It is an advertising industry legend that Hershey Chocolate did not advertise. The advertising industry marveled at Hershey’s success without the use of advertising. During the company’s first fifty years, Hershey Chocolate succeeded without media advertising because it had few competitors in the solid chocolate confectionery market.
The image of Hershey as a company that succeeded without advertising stretches the truth. It is true that Hershey did not use media advertising (newspaper ads, radio, television) until 1970. However, Hershey did make extensive use of trade and point of purchasing advertisements throughout its history. Unlike most companies that directed advertising dollars to consumers as well as customers, Hershey concentrated all its advertising budget towards the trade, placing ads in trade publications, offering cut sheets to customers to use in their own newspaper ads and promoting its products with shelf talkers and window displays.
In the 1960s, market changes and the growth of the Mars Candy Company under Forrest Mars challenged Hershey’s control of the market. During the 1960s, Mars steadily gained market share and Hershey realized that it would have to change how it conducted business.
It was not a simple matter to begin media and print advertising. Hershey first needed to build the infrastructure that would enable them to develop a modern marketing program and support an advertising campaign. That took several years.
Jack Dowd, hired in 1965 to help Hershey establish its first marketing department, recalled in his 1991 oral history interview, the chocolate company’s reluctance to move towards implementing a media advertising campaign, in spite of the company’s trend toward losing market share.
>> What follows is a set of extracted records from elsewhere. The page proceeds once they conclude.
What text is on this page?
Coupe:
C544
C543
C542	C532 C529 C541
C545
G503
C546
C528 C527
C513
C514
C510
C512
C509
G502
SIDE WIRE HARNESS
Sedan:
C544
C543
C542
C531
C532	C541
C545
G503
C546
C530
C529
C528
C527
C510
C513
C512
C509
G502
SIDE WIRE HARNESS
Incidentally, my interview, the first day I met a number of people, including Harold Mohler [Hershey Chocolate Corporation president]. He said, “They seem to like you here, but a couple of things you should know about Hershey. One is, we don’t advertise.”
I said, “I’m vividly aware of that. Everybody in marketing is aware of that. But I have a couple of hypotheses about your company because I’ve done a lot of reading about it, and if they’re true, you’re going to be advertising.”
He said, “What are they?”
I said, “I think your share of market has been declining.”
And he said, “Yes, it has.”
I said, “I think your new products are not as successful as your old products.”
He said, “That’s true. They’re not.”
And I said, “I don’t think that your products are as popular with children as they are with adults.”
And he said, “That’s true.”
And I said, “Given those three, you’re going to start to advertise.”
He said, “Well, we haven’t decided yet.”
It was not until 1969 that the company was ready to launch a national media advertising campaign.
When Hershey Foods Corporation began the process of searching for an advertising agency, it was particularly interested in the agency’s skills in producing television ads. After interviewing six firms, Hershey hired Ogilvy and Mather, who were based in New York City.
In sharing the news of hiring Ogilvy & Mather with their employees, Hershey noted the growing competition for shelf space in the grocery store, the changing demographics of the country’s population with the emergence of the baby boom generation and the need to connect with a more youthful audience. The July 21, 1969 memo stated:
With the competition getting keener for the consumers sweet tooth – and the fact that almost half of the people in the United States today are under 25 years of age, we felt it prudent to introduce this marketing tool to acquaint this younger generation with our items and to maintain our position with the over 25 group.
Hershey selected three brands with which to test the advertising waters: Hershey’s Milk Chocolate, Reese’s Peanut Butter Cups, and Hershey’s Instant, a milk chocolate powder. At first tests were done in seven cities for several months before launching a national campaign in September, 1970.
Ogilvy & Mather’s creative director for the Hershey Milk Chocolate team was Billings Fuess. He developed the “Hershey. The Great American Chocolate Bar” ad campaign.
Billings Fuess was inspired by his love of Hershey’s Milk Chocolate, believing that it was superior to European milk chocolate. He explained his reasoning and inspiration in a 2010 oral history interview.:
I had the idea for “The Great American Chocolate Bar” because I knew there was a lot of wonderful history behind Hershey. I also liked Hershey bars and they were a heck of a lot better than their competition from Switzerland. And I wanted to give them a dig and say the great AMERICAN chocolate bar.
Along with the slogan, Fuess also developed the concept for the first television commercials. He wanted the commercials to express the personal relationships nurtured by the shared enjoyment of Hershey’s Milk Chocolate. His strategy was to “build upon the marvelous reminisces of people and what the Hershey bar means to most people and the fact that it’s American and it tastes so good and there’s something wondrous about a little child eating it and sharing it with his parents . . . The idea of a father with his son on his shoulders and the son tears open the Hershey bar, eats some and give some to his father as he’s walking down the street.”
The Great American Chocolate Bar campaign served the company well. It continued to serve as the basis of Hershey’s Milk Chocolate marketing from 1970 until 1994.